Sejak mengumumkan dukungannya terhadap tentara Israel, McDonald's Israel telah mengubah akun Instagramnya menjadi “pribadi” menyusul reaksi keras dari konsumen di negara-negara Arab dan Muslim.
Meskipun McDonald's merupakan salah satu merek Amerika yang paling ikonik, sebagian besar restorannya di seluruh dunia dimiliki dan dioperasikan secara lokal.
Kasus McDonald's menyoroti dinamika geopolitik rumit yang harus dihadapi oleh merek-merek global di era di mana dunia usaha sering kali diharapkan untuk mempertimbangkan isu-isu sosial dan politik yang penting.
Kontroversi ini juga menghidupkan kembali diskusi tentang apa yang disebut teori pencegahan konflik Golden Arches, yang dipopulerkan oleh Friedman dalam bukunya tahun 1999 The Lexus and The Olive Tree.
Teori bahwa negara-negara dengan kekayaan dan stabilitas yang cukup untuk mendukung jaringan besar seperti McDonald's tidak berperang satu sama lain, telah banyak didiskreditkan menyusul konflik antar negara yang memiliki merek tersebut, termasuk Perang Kosovo tahun 1998-99 dan invasi Rusia ke Ukraina.

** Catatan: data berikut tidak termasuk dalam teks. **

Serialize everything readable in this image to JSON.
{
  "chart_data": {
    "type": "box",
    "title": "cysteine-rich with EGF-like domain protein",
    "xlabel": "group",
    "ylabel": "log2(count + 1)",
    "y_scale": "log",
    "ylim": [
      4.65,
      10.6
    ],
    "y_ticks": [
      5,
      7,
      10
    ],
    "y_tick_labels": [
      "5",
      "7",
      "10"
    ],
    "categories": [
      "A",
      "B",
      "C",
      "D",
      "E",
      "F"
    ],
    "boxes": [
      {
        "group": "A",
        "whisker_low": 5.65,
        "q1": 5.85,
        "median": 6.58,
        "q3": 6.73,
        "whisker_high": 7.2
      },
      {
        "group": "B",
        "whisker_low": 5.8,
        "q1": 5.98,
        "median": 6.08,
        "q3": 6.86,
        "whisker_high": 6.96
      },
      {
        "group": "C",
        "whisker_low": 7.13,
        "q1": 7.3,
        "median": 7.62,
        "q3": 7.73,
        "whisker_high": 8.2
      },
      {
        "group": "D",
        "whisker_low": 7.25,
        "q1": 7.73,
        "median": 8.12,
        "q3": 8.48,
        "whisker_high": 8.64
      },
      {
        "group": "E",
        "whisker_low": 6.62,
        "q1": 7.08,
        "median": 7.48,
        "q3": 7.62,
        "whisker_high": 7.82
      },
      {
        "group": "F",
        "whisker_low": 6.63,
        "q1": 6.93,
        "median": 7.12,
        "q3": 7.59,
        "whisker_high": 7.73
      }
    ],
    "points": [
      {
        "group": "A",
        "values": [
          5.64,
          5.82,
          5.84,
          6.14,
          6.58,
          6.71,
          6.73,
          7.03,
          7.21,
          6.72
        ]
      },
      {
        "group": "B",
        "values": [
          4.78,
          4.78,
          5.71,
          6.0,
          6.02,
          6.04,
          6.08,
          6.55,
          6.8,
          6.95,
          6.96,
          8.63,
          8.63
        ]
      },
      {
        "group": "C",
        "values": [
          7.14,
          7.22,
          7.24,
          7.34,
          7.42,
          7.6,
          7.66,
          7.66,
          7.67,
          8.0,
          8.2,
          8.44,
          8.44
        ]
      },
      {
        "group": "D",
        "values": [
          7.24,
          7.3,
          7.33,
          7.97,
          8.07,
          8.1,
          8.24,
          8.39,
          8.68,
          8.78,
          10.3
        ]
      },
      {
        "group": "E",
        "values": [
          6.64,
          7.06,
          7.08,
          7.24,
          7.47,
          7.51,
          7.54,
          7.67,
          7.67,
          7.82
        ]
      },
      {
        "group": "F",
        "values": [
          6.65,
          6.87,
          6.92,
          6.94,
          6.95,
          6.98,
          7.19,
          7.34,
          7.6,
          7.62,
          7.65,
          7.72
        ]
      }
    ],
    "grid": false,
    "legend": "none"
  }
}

McDonald's tidak memiliki gerai di Gaza atau Tepi Barat yang diduduki, namun Israel telah bentrok dengan pejuang Hizbullah di negara tetangga Lebanon, yang memiliki gerai Amerika.
“Kita pasti berada di dunia pasca-'Teori Golden Arches tentang Pencegahan Konflik',” Paul Musgrave, seorang profesor ilmu politik di Universitas Massachusetts Amherst, dikutip dari Al Jazeera.
“Meskipun Rusia dan Ukraina sama-sama memiliki McDonald's pada tahun 2022, mereka tetap berperang. Kini, konflik-konflik di dalam kerajaan McDonald's mencerminkan tekanan dan gairah yang nyata di wilayah tersebut," Jelasnya.
McDonald's bukanlah merek global pertama yang terlibat dalam kontroversi karena pendiriannya terhadap konflik Israel-Palestina.
Unilever multinasional yang berbasis di Inggris mendapat kecaman dari investor tahun lalu karena gagal mengungkapkan bahwa anak perusahaan merek es krimnya, Ben and Jerry's, telah memutuskan untuk memboikot wilayah pendudukan Israel di Tepi Barat dan Yerusalem Timur pada tahun 2021.
Pengecer Spanyol Zara diboikot oleh beberapa pembeli tahun lalu setelah ketua waralaba Israel, pengusaha Kanada-Israel Joey Schwebel, menjadi tuan rumah acara kampanye untuk menteri sayap kanan Israel Itamar Ben-Gvir di rumahnya.
Merek-merek besar juga terlibat dalam kontroversi mengenai catatan hak asasi manusia di negara lain seperti Tiongkok.
Pada tahun 2021, pengecer Jepang MUJI menghadapi kritik setelah secara terbuka mendukung kapas yang ditanam di wilayah Xinjiang, Tiongkok, tempat para aktivis hak asasi manusia mengatakan bahwa etnis minoritas Muslim dieksploitasi untuk kerja paksa.
Musgrave mengatakan bahwa “impian bahwa kapitalisme dan perdagangan akan menenangkan nasionalisme dan bentuk-bentuk semangat lainnya ternyata mempunyai beberapa kelemahan”.
“Memiliki waralaba McDonald's yang berbeda dan berakhir pada sisi [retoris] yang berbeda adalah contoh lain bagaimana politik merasuki segalanya.”